Ein Hammer für Uli

Latif Hávrest

von Latif Hávrest

Story

Kennst du „Die Geschichte mit dem Hammer“ von Paul Watzlawick; Anleitung zum Unglücklichsein? Also gut, ich erzähle sie:

Ein Mann will ein Bild aufhängen. Den Nagel hat er, nicht aber den Hammer. Der Nachbar hat einen. Also beschließt unser Mann, hinüberzugehen und ihn auszuborgen. Doch da kommen ihm Zweifel: Was, wenn der Nachbar mir den Hammer nicht leihen will? Gestern schon grüßte er mich nur so flüchtig. Vielleicht war er in Eile. Aber vielleicht war die Eile nur vorgetäuscht, und er hat etwas gegen mich. Und was? Ich habe ihm nichts angetan; der bildet sich da etwas ein. Wenn jemand von mir ein Werkzeug borgen wollte, ich gäbe es ihm sofort. Und warum er nicht? Wie kann man einem Mitmenschen einen so einfachen Gefallen abschlagen? Leute wie dieser Kerl vergiften einem das Leben. Und dann bildet er sich noch ein, ich sei auf ihn angewiesen. Bloß weil er einen Hammer hat. Jetzt reicht’s mir wirklich. – Und so stürmt er hinüber, läutet, der Nachbar öffnet, doch noch bevor er „Guten Tag“ sagen kann, schreit ihn unser Mann an: „Behalten Sie Ihren Hammer, Sie Rüpel!“

So war auch Ulrike, eine Arbeitskollegin, die seit kurzem bei uns im Team arbeitete. Sie bezog jede Mimik, jede Gestik, jeden Wink, jeden Räusperer, der aus irgendwoher kam, jede Äußerung, die irgendwer von sich gab und ihr in keiner Weise gegolten hat, auf sich, und nörgelte und klagte, wie gemein die Leute zu ihr sind, obwohl sie niemandem was getan hat, und glaubte, die ganze Welt habe gegen sie verschworen.

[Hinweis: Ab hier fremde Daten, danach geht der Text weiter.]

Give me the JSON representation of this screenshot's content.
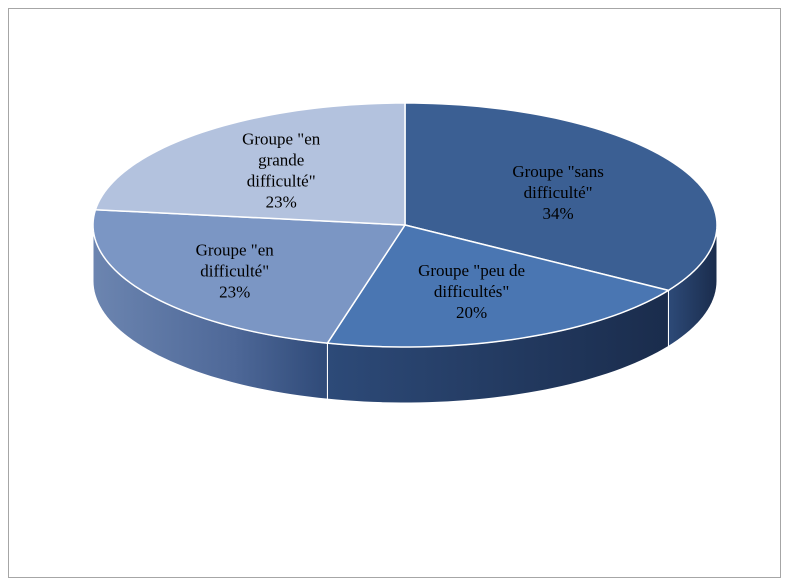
{
  "chart_data": {
    "type": "pie",
    "style": "3d",
    "slices": [
      {
        "label_lines": [
          "Groupe \"sans",
          "difficulté\"",
          "34%"
        ],
        "value": 34,
        "color": "#3b5f93"
      },
      {
        "label_lines": [
          "Groupe \"peu de",
          "difficultés\"",
          "20%"
        ],
        "value": 20,
        "color": "#4a76b2"
      },
      {
        "label_lines": [
          "Groupe \"en",
          "difficulté\"",
          "23%"
        ],
        "value": 23,
        "color": "#7b96c4"
      },
      {
        "label_lines": [
          "Groupe \"en",
          "grande",
          "difficulté\"",
          "23%"
        ],
        "value": 23,
        "color": "#b3c2de"
      }
    ],
    "start_direction": "top",
    "legend": "none",
    "grid": false
  }
}
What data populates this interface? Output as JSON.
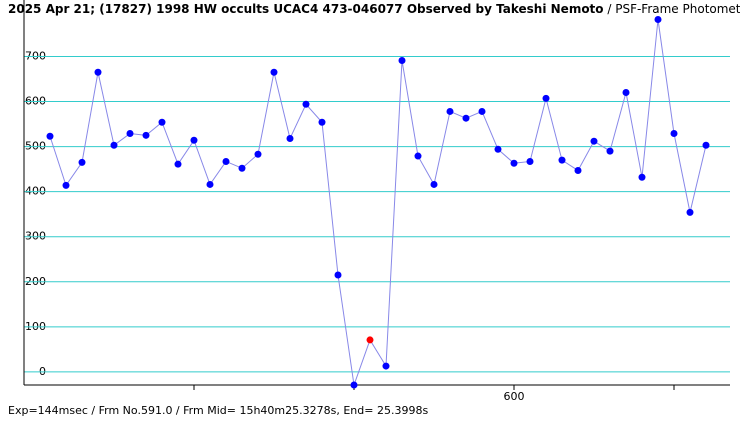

Einmal wurde eine Kündigung durch den Betriebsrat abgewendet. Die Leitung hat sie zu Seminaren über Kommunikation, soziale Kompetenz und positives Denken geschickt. Auch die Kollegenschaft hat versucht, sie in die Teamgemeinschaft einzubinden, um sie ins Team zu integrieren, aber mit wenig Erfolg.

Heute war einer dieser Tage, an dem Ulrike nicht ansprechbar war. Sie polterte, schimpfte und fluchte mit leiser Stimme „Was soll diese Gemeinheit, das kann man nicht machen, das ist unangebracht … sich einfach und unerlaubterweise an meinem Tisch setzen. Das ist respektlos, das geht nicht.“

Später haben wir von Paula, der einzigen Kollegin, zu der Ulrike ein vertrautes Verhältnis hatte, erfahren, dass sie – die Ulrike – letzte Nacht schlecht träumte. Im Traum war sie in einem Restaurant mit Selbstbedienungsbuffet. Sie holte sich einen Teller Suppe und stellte sie auf einen Tisch. Dann ging sie zurück zum Buffet um Besteck zu holen. Als sie zu ihrem Tisch zurückkam, lagen zwei andere Teller Suppe, die scheinbar zwei anderen Leuten gehörten, da. Bald kamen zwei Frauen mit zwei Tellern Salat und wollten sich am Ulrikes Tisch setzen. Ulrike schrie sie an „Seht Ihr nicht, dass dieser Tisch besetzt ist, Da steht eindeutig mein Teller und mein Besteck, und Ihr kommt daher und setzt euch an meinem Tisch?

Das alles passierte im Traum. Aber für Ulrike war alles auch am nächsten Tag noch lebendig und ärgerte sich darüber, dass die zwei Frauen IM TRAUM ihren Tisch okkupiert haben.